David was born in Pittsburgh, PA in 1958. His folks had a five-year-old and two-year-old when he was born. As it turns out, he is one of the triplets. So, his folks had five kids under five years old. His dad was raised in a poor, socialist, orthodox Jewish family. He worked his whole life as a schmata salesman and a union organizer. His mom was raised in a middle class, fairly non-observant Jewish family. His mom has been a prolific artist her entire life.

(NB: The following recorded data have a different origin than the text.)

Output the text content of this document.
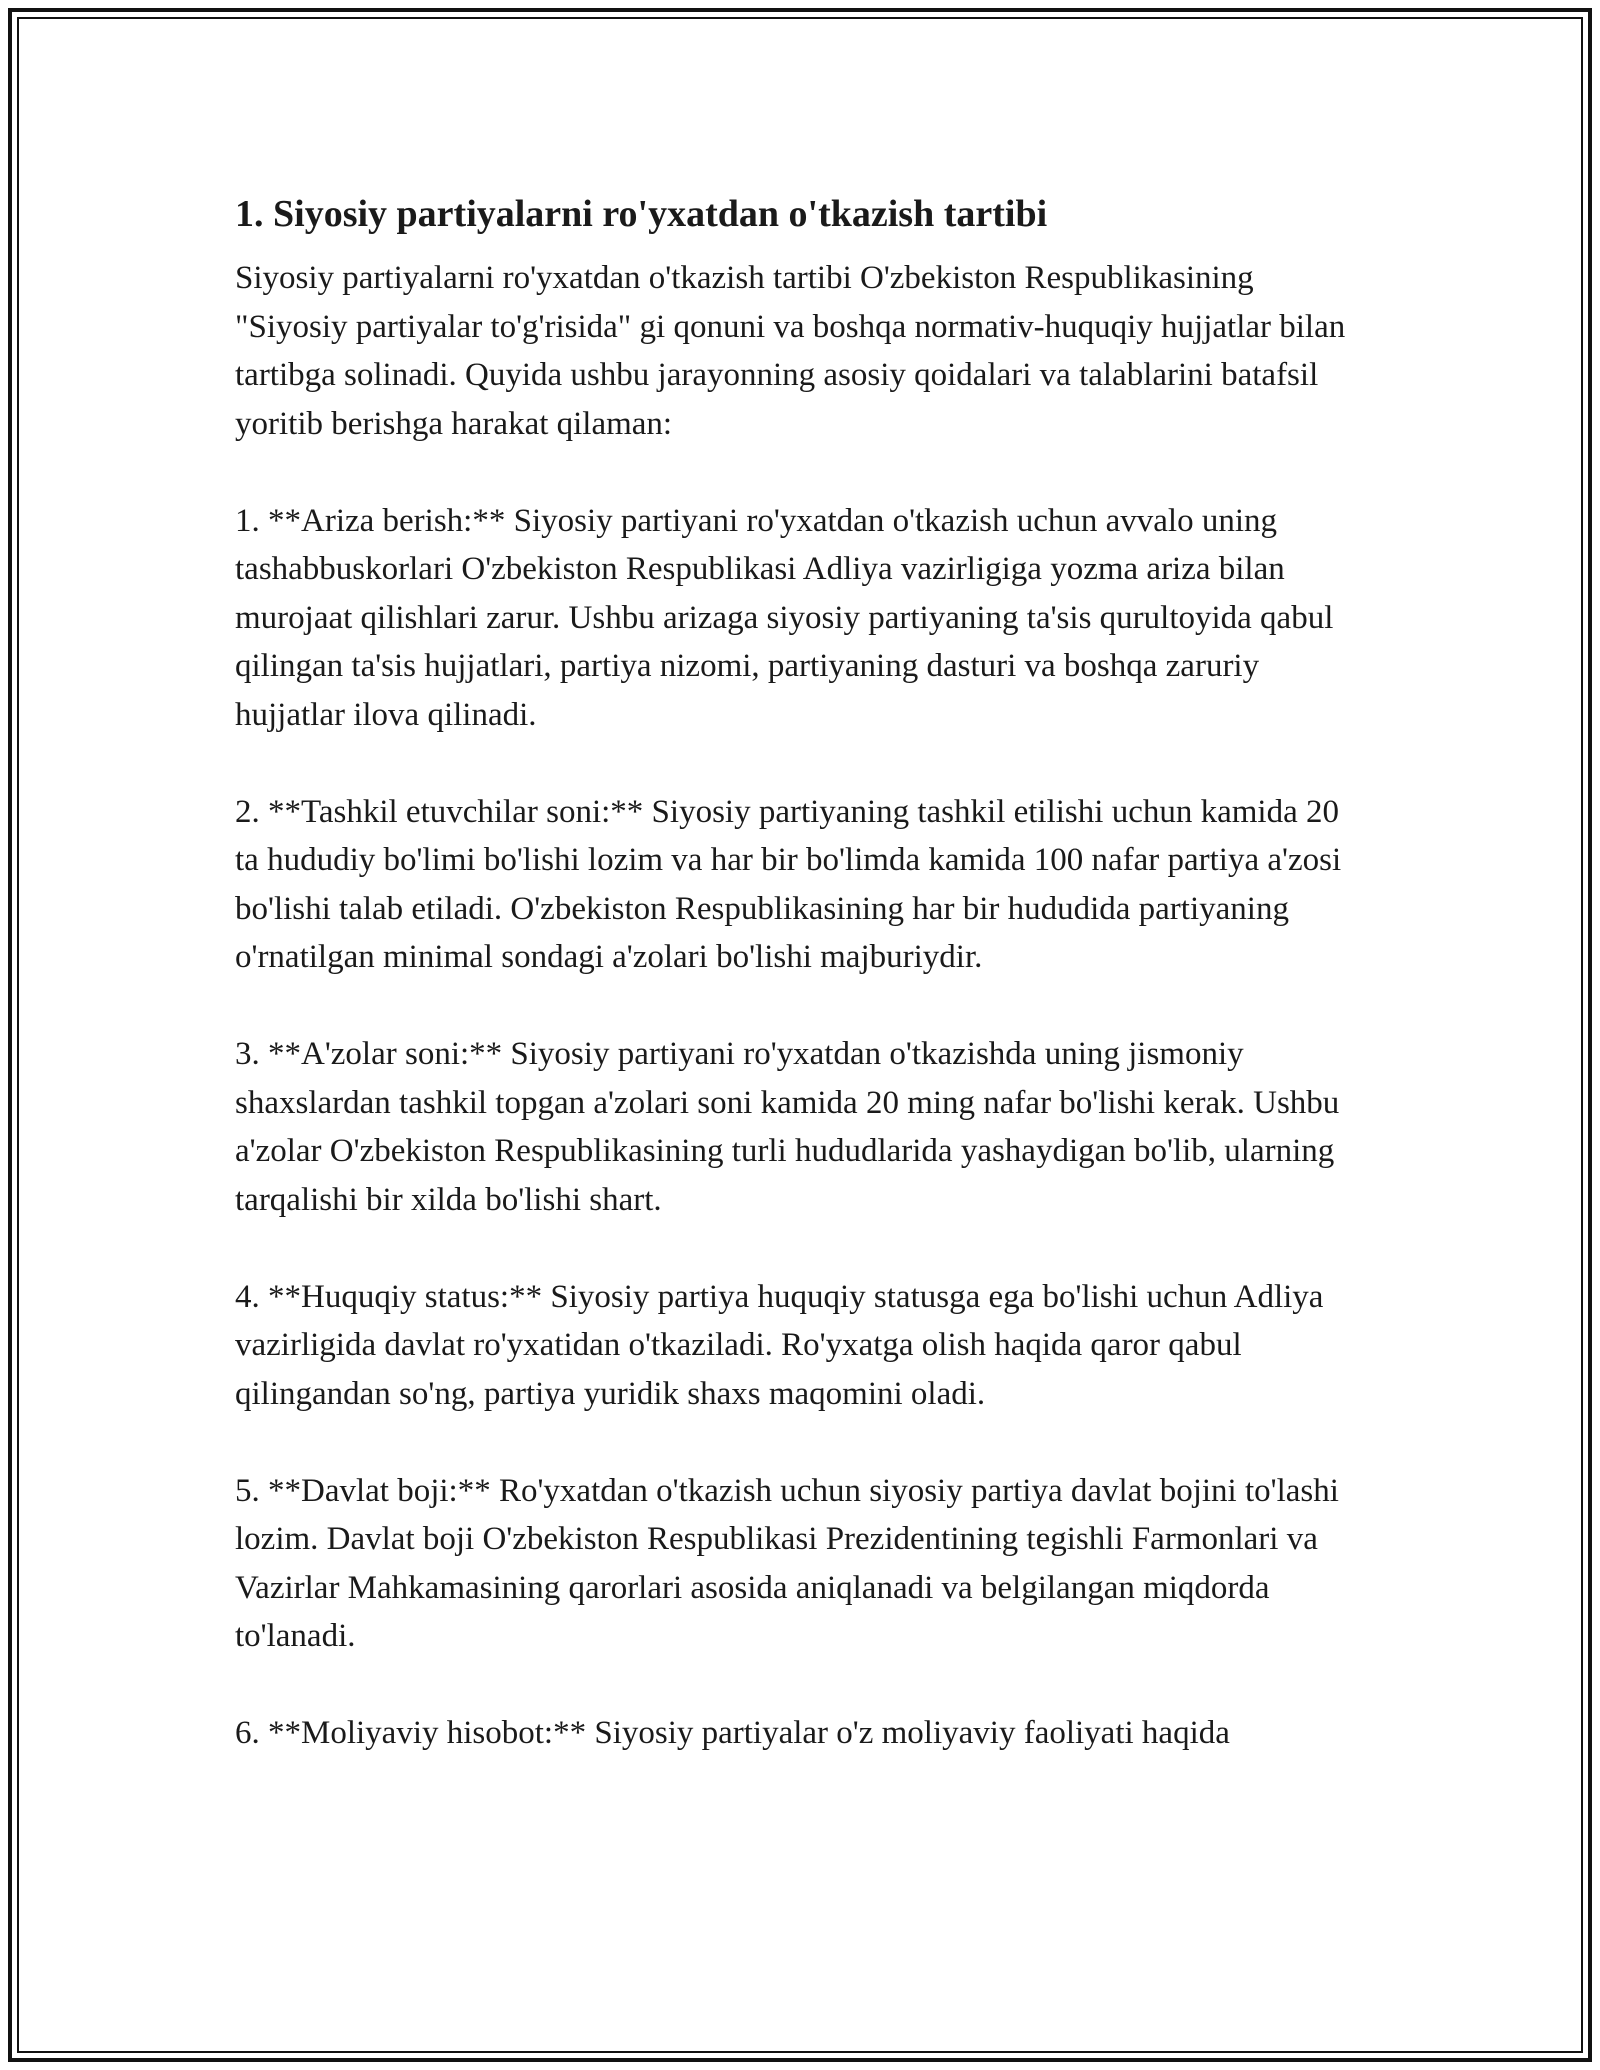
1. Siyosiy partiyalarni ro'yxatdan o'tkazish tartibi

Siyosiy partiyalarni ro'yxatdan o'tkazish tartibi O'zbekiston Respublikasining "Siyosiy partiyalar to'g'risida" gi qonuni va boshqa normativ-huquqiy hujjatlar bilan tartibga solinadi. Quyida ushbu jarayonning asosiy qoidalari va talablarini batafsil yoritib berishga harakat qilaman:

1. **Ariza berish:** Siyosiy partiyani ro'yxatdan o'tkazish uchun avvalo uning tashabbuskorlari O'zbekiston Respublikasi Adliya vazirligiga yozma ariza bilan murojaat qilishlari zarur. Ushbu arizaga siyosiy partiyaning ta'sis qurultoyida qabul qilingan ta'sis hujjatlari, partiya nizomi, partiyaning dasturi va boshqa zaruriy hujjatlar ilova qilinadi.

2. **Tashkil etuvchilar soni:** Siyosiy partiyaning tashkil etilishi uchun kamida 20 ta hududiy bo'limi bo'lishi lozim va har bir bo'limda kamida 100 nafar partiya a'zosi bo'lishi talab etiladi. O'zbekiston Respublikasining har bir hududida partiyaning o'rnatilgan minimal sondagi a'zolari bo'lishi majburiydir.

3. **A'zolar soni:** Siyosiy partiyani ro'yxatdan o'tkazishda uning jismoniy shaxslardan tashkil topgan a'zolari soni kamida 20 ming nafar bo'lishi kerak. Ushbu a'zolar O'zbekiston Respublikasining turli hududlarida yashaydigan bo'lib, ularning tarqalishi bir xilda bo'lishi shart.

4. **Huquqiy status:** Siyosiy partiya huquqiy statusga ega bo'lishi uchun Adliya vazirligida davlat ro'yxatidan o'tkaziladi. Ro'yxatga olish haqida qaror qabul qilingandan so'ng, partiya yuridik shaxs maqomini oladi.

5. **Davlat boji:** Ro'yxatdan o'tkazish uchun siyosiy partiya davlat bojini to'lashi lozim. Davlat boji O'zbekiston Respublikasi Prezidentining tegishli Farmonlari va Vazirlar Mahkamasining qarorlari asosida aniqlanadi va belgilangan miqdorda to'lanadi.

6. **Moliyaviy hisobot:** Siyosiy partiyalar o'z moliyaviy faoliyati haqida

They grew up in a lively, artistic family that was very culturally identified as Jewish but, with the exception of high holidays and bar mitzvahs, non-observant.
David’s family moved to Southern California in 1970. At 18, he left California and traveled for 18 months alone, including six months on kibbutz and moshav. David studied Fine Arts at Cal State Long Beach for two years. UC Berkeley. BA Architecture 1980. Harvard Graduate School of Design, Master of Architecture, 1985.

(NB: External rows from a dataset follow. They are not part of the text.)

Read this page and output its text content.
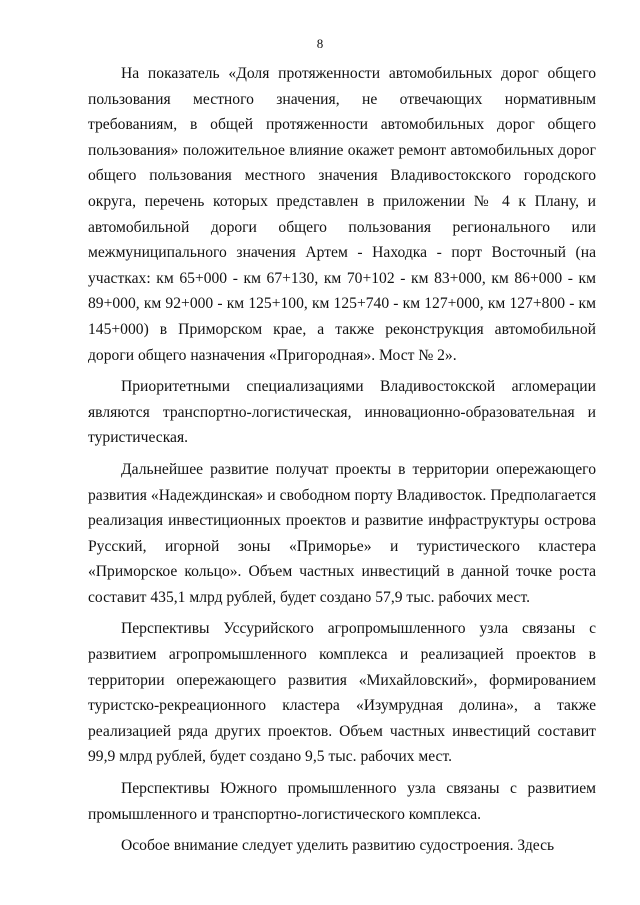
8

На показатель «Доля протяженности автомобильных дорог общего пользования местного значения, не отвечающих нормативным требованиям, в общей протяженности автомобильных дорог общего пользования» положительное влияние окажет ремонт автомобильных дорог общего пользования местного значения Владивостокского городского округа, перечень которых представлен в приложении № 4 к Плану, и автомобильной дороги общего пользования регионального или межмуниципального значения Артем - Находка - порт Восточный (на участках: км 65+000 - км 67+130, км 70+102 - км 83+000, км 86+000 - км 89+000, км 92+000 - км 125+100, км 125+740 - км 127+000, км 127+800 - км 145+000) в Приморском крае, а также реконструкция автомобильной дороги общего назначения «Пригородная». Мост № 2».

Приоритетными специализациями Владивостокской агломерации являются транспортно-логистическая, инновационно-образовательная и туристическая.

Дальнейшее развитие получат проекты в территории опережающего развития «Надеждинская» и свободном порту Владивосток. Предполагается реализация инвестиционных проектов и развитие инфраструктуры острова Русский, игорной зоны «Приморье» и туристического кластера «Приморское кольцо». Объем частных инвестиций в данной точке роста составит 435,1 млрд рублей, будет создано 57,9 тыс. рабочих мест.

Перспективы Уссурийского агропромышленного узла связаны с развитием агропромышленного комплекса и реализацией проектов в территории опережающего развития «Михайловский», формированием туристско-рекреационного кластера «Изумрудная долина», а также реализацией ряда других проектов. Объем частных инвестиций составит 99,9 млрд рублей, будет создано 9,5 тыс. рабочих мест.

Перспективы Южного промышленного узла связаны с развитием промышленного и транспортно-логистического комплекса.

Особое внимание следует уделить развитию судостроения. Здесь
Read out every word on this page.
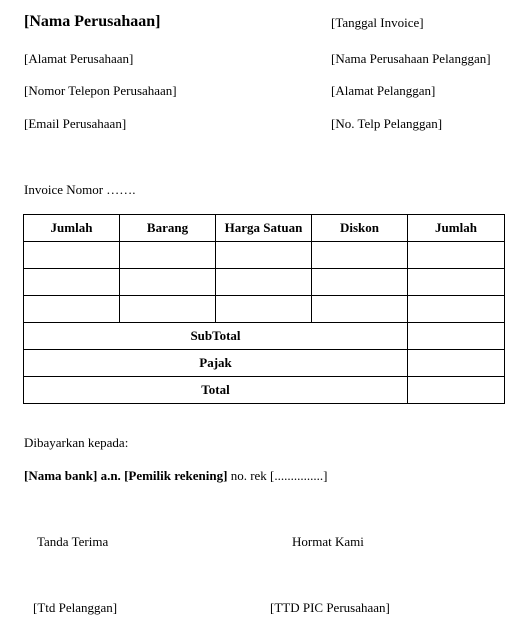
[Nama Perusahaan]	[Tanggal Invoice]
[Alamat Perusahaan]	[Nama Perusahaan Pelanggan]
[Nomor Telepon Perusahaan]	[Alamat Pelanggan]
[Email Perusahaan]	[No. Telp Pelanggan]
Invoice Nomor …….
Jumlah	Barang	Harga Satuan	Diskon	Jumlah

SubTotal				
Pajak				
Total				
Dibayarkan kepada:
[Nama bank] a.n. [Pemilik rekening] no. rek [...............]
Tanda Terima	Hormat Kami
[Ttd Pelanggan]	[TTD PIC Perusahaan]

His Harvard design thesis was the design of a Jewish Community Center in Berkeley, California. Thesis Advisor: Moshe Safdie. He returned to the Bay Area and worked for various architects, builders, and developers for a couple of years. David started Trachtenberg Architects in 1991 and has been running his own firm for 28 years. The office has designed over two hundred buildings, the majority of which are in or around Berkeley.
Local projects include buildings for KPFA Radio, The Trust for Public Land, ACLU Headquarters, The Berkeley Bowl Marketplace, Saul’s Deli, Comal Restaurant, Backroads, MIG Headquarters, Jung Institute, Pathways Homeless Shelter, SYDA Meditation Temple, Acme Bread Company, Cody’s Books, Kermit Lynch offices, Peet’s Coffee Headquarters, and about fifty private residences. Most of the projects these days are large multi-family projects. They have built 300 units so far in Berkeley and have another 1,500 in the pipeline.
David met his wife, Beth, as undergraduates at UCB and they now have two kids, Mia, 24, a student at CCA, and Sam, 18, who will be attending Brown University in Fall 2020. Sam and Mia are both graduates of Berkeley High School. Beth has a PhD in Genetics and was director of a Genetics Lab at Oakland Children’s Hospital for 25 years until her retirement last year. Davis is now, after 35 years in the architecture business, just starting to feel like he knows what he is doing and has no plans to retire.
David’s family are members of Chochmat HaLev, and outside of high holidays we participate infrequently. They are there mostly because of our deep friendship with Julie Batz (cantor) and Jhos Singer (magid).